Я подвинулся, и она легла рядом со мной. Я обнял ее бедное тело. Было жалко, стало жарко...
В темноте я был уверен, что она похорошела. Мы разговорились в постели, и теперь ее голос был добрый и нежный. Никакой грусти. Мы договорились до того, что она после окончания института приедет ко мне. Я был в восторге и забыл свойство собственного голоса. И она настолько забылась, что не предупредила меня.
Оказывается, это ее бабушка лежала на печке. И вдруг оттуда донеслось всхлипывание, переходящее в громкий плач. Я оцепенел от стыда и ужаса.
- Моя внучка блядь, моя внучка блядь! - доносилось сквозь рыданье старушки.
- Ну ладно, хватит, хватит, бабушка! - крикнула Наташа и ушла к себе в постель.

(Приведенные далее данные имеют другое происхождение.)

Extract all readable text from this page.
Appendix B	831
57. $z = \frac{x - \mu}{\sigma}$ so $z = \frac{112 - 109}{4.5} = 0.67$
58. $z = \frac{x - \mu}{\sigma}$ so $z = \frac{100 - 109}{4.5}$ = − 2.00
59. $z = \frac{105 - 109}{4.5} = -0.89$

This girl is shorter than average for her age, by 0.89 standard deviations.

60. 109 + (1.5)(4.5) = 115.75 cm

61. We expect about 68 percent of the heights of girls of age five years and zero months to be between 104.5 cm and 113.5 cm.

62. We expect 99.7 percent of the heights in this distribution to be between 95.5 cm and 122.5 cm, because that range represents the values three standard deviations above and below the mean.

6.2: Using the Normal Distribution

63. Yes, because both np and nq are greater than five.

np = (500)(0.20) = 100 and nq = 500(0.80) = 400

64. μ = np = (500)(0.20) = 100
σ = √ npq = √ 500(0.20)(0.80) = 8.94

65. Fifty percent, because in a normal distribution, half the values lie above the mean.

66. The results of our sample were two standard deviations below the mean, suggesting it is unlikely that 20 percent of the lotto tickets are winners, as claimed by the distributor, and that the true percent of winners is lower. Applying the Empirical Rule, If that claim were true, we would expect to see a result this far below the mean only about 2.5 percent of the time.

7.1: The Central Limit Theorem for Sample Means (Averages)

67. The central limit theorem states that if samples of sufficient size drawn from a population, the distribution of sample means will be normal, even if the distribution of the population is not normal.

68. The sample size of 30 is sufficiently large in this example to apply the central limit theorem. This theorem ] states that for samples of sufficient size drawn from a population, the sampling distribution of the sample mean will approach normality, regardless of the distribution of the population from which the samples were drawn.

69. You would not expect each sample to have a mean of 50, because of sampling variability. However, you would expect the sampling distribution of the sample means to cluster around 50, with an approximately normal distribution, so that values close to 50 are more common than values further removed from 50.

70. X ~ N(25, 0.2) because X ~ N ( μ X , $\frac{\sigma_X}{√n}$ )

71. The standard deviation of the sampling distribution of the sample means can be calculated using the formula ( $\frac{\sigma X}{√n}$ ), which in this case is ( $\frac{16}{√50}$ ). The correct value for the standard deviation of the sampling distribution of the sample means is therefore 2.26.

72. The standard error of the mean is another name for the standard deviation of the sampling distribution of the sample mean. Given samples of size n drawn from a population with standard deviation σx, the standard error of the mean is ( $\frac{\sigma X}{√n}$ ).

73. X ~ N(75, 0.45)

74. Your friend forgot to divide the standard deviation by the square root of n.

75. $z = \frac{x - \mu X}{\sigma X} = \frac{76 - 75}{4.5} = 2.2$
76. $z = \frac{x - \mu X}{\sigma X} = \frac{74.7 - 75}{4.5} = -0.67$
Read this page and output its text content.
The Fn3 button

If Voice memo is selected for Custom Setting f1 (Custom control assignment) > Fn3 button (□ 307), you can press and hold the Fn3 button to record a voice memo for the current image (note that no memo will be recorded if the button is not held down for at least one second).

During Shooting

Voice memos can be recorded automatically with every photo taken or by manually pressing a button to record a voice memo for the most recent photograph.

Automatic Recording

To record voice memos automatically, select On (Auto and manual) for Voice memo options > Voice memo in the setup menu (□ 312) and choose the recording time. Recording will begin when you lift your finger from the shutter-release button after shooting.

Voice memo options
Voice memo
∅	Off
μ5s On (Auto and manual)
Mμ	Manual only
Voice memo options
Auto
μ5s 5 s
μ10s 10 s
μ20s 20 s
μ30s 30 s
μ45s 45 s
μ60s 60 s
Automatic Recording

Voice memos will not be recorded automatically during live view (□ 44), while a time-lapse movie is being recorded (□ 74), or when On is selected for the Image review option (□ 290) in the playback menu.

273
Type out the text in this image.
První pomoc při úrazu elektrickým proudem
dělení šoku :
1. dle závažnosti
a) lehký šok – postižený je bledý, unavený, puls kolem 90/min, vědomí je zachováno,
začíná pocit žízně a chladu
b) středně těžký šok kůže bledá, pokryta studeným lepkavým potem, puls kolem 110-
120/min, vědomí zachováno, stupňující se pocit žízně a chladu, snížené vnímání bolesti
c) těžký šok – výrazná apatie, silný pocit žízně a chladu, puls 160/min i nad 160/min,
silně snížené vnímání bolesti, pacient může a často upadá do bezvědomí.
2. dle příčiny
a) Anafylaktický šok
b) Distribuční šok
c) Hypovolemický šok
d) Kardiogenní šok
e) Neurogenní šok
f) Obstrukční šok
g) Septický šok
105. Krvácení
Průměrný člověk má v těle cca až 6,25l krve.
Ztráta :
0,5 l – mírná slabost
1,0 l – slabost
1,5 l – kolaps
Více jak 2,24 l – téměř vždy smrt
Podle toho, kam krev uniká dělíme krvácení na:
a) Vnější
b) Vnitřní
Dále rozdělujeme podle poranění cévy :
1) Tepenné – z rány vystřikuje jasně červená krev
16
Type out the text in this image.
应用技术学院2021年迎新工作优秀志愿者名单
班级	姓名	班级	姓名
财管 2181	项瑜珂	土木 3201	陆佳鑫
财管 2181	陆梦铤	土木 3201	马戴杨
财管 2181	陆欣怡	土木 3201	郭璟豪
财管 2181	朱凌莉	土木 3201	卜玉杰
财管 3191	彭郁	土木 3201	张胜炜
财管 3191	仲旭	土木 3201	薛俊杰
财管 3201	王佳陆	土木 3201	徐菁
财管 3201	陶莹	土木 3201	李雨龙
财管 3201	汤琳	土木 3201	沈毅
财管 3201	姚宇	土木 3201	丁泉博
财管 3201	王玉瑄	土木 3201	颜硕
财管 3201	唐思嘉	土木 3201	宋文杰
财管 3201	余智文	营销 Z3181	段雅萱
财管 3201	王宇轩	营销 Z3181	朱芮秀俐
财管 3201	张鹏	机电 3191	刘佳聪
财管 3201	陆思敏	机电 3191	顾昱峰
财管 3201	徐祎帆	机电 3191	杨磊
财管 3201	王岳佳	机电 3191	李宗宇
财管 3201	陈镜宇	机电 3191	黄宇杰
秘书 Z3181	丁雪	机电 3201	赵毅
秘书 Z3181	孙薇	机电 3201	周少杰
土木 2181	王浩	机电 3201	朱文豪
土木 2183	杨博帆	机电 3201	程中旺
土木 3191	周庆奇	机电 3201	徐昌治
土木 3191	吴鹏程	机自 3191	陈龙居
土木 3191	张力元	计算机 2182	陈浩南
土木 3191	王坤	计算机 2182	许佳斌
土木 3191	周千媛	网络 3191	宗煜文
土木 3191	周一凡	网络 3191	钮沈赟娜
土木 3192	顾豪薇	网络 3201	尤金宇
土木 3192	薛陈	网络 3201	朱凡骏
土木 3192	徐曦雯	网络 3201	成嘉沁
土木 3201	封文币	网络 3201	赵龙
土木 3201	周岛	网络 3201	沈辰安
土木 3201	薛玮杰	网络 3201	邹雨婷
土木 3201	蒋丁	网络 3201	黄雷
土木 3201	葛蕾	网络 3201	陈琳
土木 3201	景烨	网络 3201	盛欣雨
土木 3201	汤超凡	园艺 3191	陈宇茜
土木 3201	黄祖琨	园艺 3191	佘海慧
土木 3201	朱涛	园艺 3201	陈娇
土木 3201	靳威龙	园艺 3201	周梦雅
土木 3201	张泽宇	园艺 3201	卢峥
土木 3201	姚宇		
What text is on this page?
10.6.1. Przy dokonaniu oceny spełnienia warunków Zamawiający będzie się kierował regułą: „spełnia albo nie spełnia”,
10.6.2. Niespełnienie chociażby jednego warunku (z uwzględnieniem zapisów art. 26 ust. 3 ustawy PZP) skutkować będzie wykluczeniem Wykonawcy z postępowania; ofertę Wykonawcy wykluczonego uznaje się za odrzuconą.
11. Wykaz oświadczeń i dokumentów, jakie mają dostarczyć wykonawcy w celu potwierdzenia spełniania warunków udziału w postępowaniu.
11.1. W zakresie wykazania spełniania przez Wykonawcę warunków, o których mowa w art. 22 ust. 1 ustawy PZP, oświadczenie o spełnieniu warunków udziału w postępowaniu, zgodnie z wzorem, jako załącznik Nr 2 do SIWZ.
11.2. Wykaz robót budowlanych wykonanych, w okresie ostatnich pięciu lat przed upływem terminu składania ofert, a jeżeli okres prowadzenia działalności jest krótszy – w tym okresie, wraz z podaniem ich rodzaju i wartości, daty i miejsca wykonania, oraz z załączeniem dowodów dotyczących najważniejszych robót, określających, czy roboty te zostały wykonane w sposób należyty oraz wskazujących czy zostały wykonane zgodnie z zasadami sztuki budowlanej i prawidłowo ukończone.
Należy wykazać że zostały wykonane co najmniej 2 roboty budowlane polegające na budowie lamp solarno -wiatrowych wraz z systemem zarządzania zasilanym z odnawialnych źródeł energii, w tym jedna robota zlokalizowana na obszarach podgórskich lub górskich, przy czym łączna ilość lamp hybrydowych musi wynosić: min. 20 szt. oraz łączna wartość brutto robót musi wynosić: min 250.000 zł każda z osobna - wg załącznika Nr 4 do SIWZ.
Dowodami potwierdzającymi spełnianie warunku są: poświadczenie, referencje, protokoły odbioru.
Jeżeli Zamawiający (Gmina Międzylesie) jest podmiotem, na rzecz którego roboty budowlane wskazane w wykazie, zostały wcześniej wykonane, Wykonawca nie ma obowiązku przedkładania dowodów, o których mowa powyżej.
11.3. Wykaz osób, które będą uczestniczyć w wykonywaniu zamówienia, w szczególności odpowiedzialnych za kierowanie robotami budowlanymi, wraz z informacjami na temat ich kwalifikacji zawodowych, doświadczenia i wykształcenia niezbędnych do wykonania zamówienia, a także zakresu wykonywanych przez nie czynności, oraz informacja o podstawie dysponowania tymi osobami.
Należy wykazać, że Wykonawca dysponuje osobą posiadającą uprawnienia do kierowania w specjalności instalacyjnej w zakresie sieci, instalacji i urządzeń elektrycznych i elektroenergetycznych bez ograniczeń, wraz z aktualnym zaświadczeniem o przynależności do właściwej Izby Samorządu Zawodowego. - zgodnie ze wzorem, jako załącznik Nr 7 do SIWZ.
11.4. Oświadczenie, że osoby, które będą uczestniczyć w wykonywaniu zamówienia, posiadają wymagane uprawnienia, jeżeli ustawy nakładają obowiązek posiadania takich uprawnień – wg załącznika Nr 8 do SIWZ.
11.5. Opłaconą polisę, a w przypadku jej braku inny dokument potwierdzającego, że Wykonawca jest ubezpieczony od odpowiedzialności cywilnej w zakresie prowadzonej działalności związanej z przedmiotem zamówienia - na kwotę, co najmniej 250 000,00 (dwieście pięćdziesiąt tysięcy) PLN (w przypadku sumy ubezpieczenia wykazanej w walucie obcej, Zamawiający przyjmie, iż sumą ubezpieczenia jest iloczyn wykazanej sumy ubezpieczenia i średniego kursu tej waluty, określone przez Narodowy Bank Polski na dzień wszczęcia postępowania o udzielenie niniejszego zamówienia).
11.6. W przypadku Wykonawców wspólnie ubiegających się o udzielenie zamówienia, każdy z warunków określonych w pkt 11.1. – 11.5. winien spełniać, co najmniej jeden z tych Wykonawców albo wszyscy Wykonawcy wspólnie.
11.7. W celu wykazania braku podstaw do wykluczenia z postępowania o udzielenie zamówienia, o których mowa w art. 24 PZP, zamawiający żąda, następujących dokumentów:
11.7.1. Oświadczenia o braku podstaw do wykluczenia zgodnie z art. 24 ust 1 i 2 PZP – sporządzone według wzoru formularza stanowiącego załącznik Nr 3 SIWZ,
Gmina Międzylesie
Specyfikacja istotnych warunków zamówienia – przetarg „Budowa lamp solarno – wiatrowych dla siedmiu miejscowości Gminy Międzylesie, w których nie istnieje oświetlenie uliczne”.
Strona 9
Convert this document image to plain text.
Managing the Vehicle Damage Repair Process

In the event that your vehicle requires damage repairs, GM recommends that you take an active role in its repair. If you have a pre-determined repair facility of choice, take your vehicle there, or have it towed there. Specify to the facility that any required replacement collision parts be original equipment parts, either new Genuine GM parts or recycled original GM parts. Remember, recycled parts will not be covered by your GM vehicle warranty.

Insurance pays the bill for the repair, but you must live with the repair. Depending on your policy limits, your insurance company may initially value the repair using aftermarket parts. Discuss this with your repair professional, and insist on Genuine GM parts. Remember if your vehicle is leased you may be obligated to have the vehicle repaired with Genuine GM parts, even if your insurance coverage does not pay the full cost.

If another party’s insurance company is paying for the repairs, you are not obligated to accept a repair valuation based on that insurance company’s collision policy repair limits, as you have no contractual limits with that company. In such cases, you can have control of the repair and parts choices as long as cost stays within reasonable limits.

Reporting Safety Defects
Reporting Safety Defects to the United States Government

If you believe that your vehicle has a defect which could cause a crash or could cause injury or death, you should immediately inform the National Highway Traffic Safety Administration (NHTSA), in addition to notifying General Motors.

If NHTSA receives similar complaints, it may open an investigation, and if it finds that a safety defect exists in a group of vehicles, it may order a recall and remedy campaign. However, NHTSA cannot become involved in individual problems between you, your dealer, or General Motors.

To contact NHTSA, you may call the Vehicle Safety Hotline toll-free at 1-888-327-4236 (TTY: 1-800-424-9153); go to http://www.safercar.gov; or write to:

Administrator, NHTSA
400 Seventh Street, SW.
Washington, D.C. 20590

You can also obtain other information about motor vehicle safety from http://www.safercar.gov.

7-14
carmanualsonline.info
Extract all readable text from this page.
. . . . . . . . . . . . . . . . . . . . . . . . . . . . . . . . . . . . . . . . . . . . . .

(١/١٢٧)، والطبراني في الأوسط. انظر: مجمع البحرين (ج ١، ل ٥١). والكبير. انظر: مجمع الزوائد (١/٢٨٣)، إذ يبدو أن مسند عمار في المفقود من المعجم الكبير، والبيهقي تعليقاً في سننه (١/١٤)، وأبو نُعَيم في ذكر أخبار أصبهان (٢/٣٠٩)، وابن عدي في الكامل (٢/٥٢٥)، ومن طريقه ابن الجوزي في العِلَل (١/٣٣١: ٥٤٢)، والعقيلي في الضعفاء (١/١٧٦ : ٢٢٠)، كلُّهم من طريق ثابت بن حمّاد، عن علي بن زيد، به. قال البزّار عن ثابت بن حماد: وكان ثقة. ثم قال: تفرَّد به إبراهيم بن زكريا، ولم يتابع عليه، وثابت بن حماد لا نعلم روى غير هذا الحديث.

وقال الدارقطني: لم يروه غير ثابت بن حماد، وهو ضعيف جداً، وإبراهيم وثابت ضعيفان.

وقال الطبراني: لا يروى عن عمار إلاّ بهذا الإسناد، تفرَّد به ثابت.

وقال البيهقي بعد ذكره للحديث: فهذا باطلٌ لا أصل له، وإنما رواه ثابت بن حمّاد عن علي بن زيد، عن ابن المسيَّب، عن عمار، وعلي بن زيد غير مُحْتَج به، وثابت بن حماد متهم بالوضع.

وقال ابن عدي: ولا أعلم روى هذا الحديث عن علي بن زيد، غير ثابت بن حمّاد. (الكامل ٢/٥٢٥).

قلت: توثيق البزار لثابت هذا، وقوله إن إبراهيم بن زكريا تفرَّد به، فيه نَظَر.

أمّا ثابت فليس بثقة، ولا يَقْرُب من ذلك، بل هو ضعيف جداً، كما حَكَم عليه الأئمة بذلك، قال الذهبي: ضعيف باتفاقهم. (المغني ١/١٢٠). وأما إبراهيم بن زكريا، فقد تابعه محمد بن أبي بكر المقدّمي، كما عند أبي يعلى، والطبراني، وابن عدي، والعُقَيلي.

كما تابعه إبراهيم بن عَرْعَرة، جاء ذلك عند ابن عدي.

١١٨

Старушка постепенно замолкла. Я лежал ни жив ни мертв! Как я утром встречусь с ней глазами! Уйти сейчас - но идет дождь, и куда? Не буду спать, подумал я, а на рассвете, пока они спят, уйду. Приняв твердое решение не спать до рассвета, именно из-за этого твердого решения я тут же уснул. Но на рассвете в самом деле проснулся. Я тихо встал, оделся и вдруг увидел на столе кружку молока и горбушку хлеба. А вечером на столе ничего не было. Значит, Наташа поднялась раньше меня и, поняв, что я не могу увидеться с ее бабушкой, оставила мне завтрак. Милая, чуткая девушка, кто бы кроме тебя догадался обо всем этом и позаботился обо мне! Я решил, что есть хлеб в этом доме и запивать его молоком после всего, что случилось, было бы слишком нахально. Но одно из двух - можно! Я одним махом выпил кружку молока и, взяв с собой хлеб, съел его на улице.
Не буду говорить о том, как я добирался до Москвы. Теперь после того, что случилось ночью, я тем более не мог написать горькую правду о комсомольской работе на селе. Но и дохлая полуправда меня не устраивала. Я понял, что меня спасет только вдохновенная фантазия.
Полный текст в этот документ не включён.